71 Public Square, Wilkes-Barre, PA 18701
Since opening its doors more than 20 years ago as the F. M. Kirby Center, the cumulative audience has been more than 2.5 million people. These audiences have witnessed a broad spectrum of attractions, ranging from grand opera and Broadway musicals to 18th Century dramas, from musicians to comedians, from ballet to acrobats, and from magicians to ice skaters. Beyond entertainment, the Kirby Center has hosts countless meetings, major political figures, religious ceremonies, graduations and numerous parties and weddings. This Art-Deco jewel from 1938 now offers newly refurbished interiors as it enters its third decade with a restatement of its heritage. It is through the committed support of the community that this magnificent building still exists and is able to continue its legacy as the F.M. Kirby Center for the Performing Arts to present the best of the performing arts and entertainment in northeast Pennsylvania.
RR 1, Box 81, White Haven, PA 18661
Located in Carbon County in the western foothills of the Pocono Mountains, Hickory Run has many amenities and activities available. They include trails, picnicking, swimming, fishing, hunting, disc golf, wildlife watching, cross country skiing, snowmobiling, ice skating and camping. Don’t miss Boulder Field, a true relic of the past. This area is a National Natural Landmark and State Park Natural Area. It has remained relatively unchanged for more than 12,000 years. Some of the boulders measure 26-feet in length.

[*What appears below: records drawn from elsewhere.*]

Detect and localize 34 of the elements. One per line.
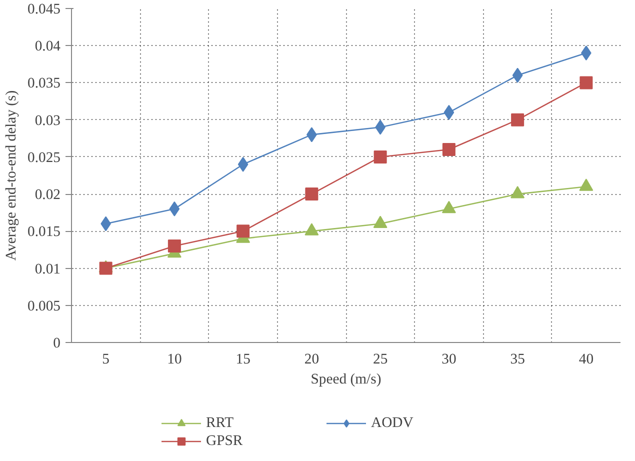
y-tick-label: 0.03 (34, 112, 61, 129)
x-tick-label: 15 (236, 352, 250, 368)
legend-label: AODV (371, 414, 414, 432)
x-tick-label: 40 (578, 352, 594, 368)
x-tick-label: 5 (102, 352, 110, 368)
x-tick-label: 25 (372, 352, 388, 368)
point (442, 143, 456, 156)
y-tick-label: 0.025 (28, 150, 61, 166)
legend-label: GPSR (206, 432, 244, 450)
point (374, 150, 387, 164)
y-tick-label: 0.02 (34, 187, 61, 204)
x-axis-title: Speed (m/s) (310, 372, 382, 388)
y-axis-title: Average end-to-end delay (s) (4, 90, 20, 261)
legend-label: RRT (206, 414, 235, 432)
y-tick-label: 0.015 (28, 224, 61, 240)
point (169, 201, 180, 216)
point (168, 240, 181, 253)
point (512, 68, 523, 83)
y-tick-label: 0 (53, 336, 60, 352)
point (580, 76, 593, 90)
y-tick-label: 0.04 (34, 38, 62, 55)
x-tick-label: 30 (442, 352, 456, 368)
point (236, 224, 250, 238)
y-tick-label: 0.005 (28, 298, 61, 314)
y-tick-label: 0.045 (28, 2, 61, 18)
y-tick-label: 0.01 (34, 261, 61, 278)
point (444, 104, 454, 120)
point (238, 156, 248, 172)
x-tick-label: 35 (510, 352, 525, 368)
x-tick-label: 20 (304, 352, 320, 368)
point (511, 113, 524, 126)
x-tick-label: 10 (167, 352, 182, 368)
point (305, 188, 318, 201)
y-tick-label: 0.035 (28, 76, 61, 92)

RR 1, Box 81, White Haven, PA 18661
A deep gorge with steep walls, thick vegetation, rock outcroppings and several waterfalls characterize Lehigh Gorge State Park. The 4,548-acre park follows the Lehigh River from the U.S. Army Corps of Engineers’ Francis E. Walter Dam to the north, to Jim Thorpe at the southern end. The towering 800-foot Gorge was carved into the plateau by the Lehigh River. It is a designated state scenic river and the lure for many outdoor lovers. Paddlers travel here for the whitewater, and the bucking-bronco sensation that comes when barreling over Class II and III rapids and navigating down a swift-moving river. Bicyclists come for the uninterrupted 26-mile trail that travels downhill from White Haven to Jim Thorpe along the Lehigh.
84 South Pine Street, Doylestown, PA 18901
The collections of the Mercer Museum were conceived as an encyclopedic assemblage of pre-industrial American material culture with the potential to teach history “from a new point of view”. Established in 1897, the collection is now recognized as one of the most extensive collections of artifacts associated with everyday life and work in early America. Among its more than 50,000 objects, the museum is renowned for its collections of tools and artifacts associated with pre-industrial trades, crafts, agriculture and domestic work. Walk into the Central Court and see a Conestoga wagon, whaling boat, carriages and an antique fire engine suspended overhead. The collections are considered by museum professionals, technology scholars, and tool collectors to be the most complete collection of its kind in America.